ReceiverNet: A Breakthrough in Spam Prevention

Abaca has redefined spam prevention. The core engine behind Abaca's technology is ReceiverNet, a patent-pending, receiver reputation-based approach to detect spam. The technique is new, unique and revolutionary.

ReceiverNet is based on a sophisticated mathematical formula that uses receiver reputations to precisely differentiate spam from legitimate messages. A message is considered more likely to be legitimate if it is sent to recipients that typically receive a low percentage of spam. Conversely, a message is considered more likely to be spam when sent to recipients that typically receive a high percentage of spam.

It is not necessary to manage complicated rules, whitelists, or blacklists. Because message ratings are based on each user's overall legitimate/spam ratio (as measured by the system), users do not need to help the system identify spam other than to express personal preferences, if they so desire. The system learns and becomes more accurate on its own by tracking the legitimate/spam statistics for each protected user.
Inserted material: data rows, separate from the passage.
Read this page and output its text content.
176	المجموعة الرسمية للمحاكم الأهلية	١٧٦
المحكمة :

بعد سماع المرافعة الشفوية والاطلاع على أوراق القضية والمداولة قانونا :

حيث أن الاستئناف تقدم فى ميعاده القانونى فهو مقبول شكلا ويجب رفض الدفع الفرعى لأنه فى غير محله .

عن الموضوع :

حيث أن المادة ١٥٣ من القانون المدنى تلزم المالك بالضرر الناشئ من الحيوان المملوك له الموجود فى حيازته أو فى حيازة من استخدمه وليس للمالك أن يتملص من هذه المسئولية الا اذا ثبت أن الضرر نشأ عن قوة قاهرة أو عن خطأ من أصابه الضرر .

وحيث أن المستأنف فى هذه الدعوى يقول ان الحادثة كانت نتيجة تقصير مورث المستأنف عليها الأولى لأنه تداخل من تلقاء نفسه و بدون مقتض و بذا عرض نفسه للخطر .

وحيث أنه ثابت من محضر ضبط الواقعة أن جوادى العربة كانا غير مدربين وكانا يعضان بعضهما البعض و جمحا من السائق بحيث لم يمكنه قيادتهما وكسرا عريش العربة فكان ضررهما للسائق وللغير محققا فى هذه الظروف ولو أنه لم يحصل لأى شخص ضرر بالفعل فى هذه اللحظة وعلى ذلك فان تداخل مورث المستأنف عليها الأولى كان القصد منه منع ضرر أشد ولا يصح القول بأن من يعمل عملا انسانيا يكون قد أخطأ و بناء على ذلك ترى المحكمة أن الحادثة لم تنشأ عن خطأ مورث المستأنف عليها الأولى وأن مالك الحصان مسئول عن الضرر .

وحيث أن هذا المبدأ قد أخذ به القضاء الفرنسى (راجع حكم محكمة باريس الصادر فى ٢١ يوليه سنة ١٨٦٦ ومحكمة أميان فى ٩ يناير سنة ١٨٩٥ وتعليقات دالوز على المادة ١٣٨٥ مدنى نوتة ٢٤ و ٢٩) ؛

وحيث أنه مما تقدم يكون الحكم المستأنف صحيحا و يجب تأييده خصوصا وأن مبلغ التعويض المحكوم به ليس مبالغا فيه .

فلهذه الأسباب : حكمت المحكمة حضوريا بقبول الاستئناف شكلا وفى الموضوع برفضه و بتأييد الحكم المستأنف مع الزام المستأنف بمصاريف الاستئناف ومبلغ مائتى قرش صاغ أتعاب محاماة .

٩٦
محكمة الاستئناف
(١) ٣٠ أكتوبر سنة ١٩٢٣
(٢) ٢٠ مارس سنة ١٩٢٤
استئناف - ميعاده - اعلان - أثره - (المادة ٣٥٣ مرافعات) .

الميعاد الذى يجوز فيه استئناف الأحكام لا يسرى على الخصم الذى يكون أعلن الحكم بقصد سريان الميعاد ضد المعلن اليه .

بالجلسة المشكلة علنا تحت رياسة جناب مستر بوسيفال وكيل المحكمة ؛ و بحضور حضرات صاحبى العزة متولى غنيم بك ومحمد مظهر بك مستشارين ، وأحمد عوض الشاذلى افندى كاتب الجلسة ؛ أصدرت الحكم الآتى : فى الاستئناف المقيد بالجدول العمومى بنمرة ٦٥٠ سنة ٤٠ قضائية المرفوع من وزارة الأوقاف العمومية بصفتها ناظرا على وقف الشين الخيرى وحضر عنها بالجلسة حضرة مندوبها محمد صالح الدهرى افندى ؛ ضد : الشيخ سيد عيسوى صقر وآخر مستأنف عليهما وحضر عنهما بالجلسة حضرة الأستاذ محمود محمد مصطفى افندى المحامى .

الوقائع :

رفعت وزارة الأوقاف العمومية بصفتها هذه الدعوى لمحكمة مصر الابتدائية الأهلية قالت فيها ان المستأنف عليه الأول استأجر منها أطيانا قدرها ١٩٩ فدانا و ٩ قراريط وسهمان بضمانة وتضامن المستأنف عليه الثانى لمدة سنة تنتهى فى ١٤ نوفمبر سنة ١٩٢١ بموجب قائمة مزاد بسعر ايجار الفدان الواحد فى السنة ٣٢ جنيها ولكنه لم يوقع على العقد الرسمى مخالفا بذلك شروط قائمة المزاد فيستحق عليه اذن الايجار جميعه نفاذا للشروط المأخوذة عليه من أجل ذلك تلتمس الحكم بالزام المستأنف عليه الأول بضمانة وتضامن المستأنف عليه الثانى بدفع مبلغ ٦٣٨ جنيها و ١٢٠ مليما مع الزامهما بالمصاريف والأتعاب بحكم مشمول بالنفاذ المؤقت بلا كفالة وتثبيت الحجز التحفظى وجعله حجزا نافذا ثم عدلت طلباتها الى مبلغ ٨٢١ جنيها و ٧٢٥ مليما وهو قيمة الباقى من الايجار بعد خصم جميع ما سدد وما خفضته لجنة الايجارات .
Spam detection becomes more accurate as more users are added to the system.

If a message is sent to 100,000 protected users, the system has the rating power of 100,000 receiver reputations to rate the sender and the message. In practice, a spam attack is typically blocked before a protected user receives the first email. By the time a spammer has sent three messages, there is a 99.9 percent certainty that the spam message will be blocked.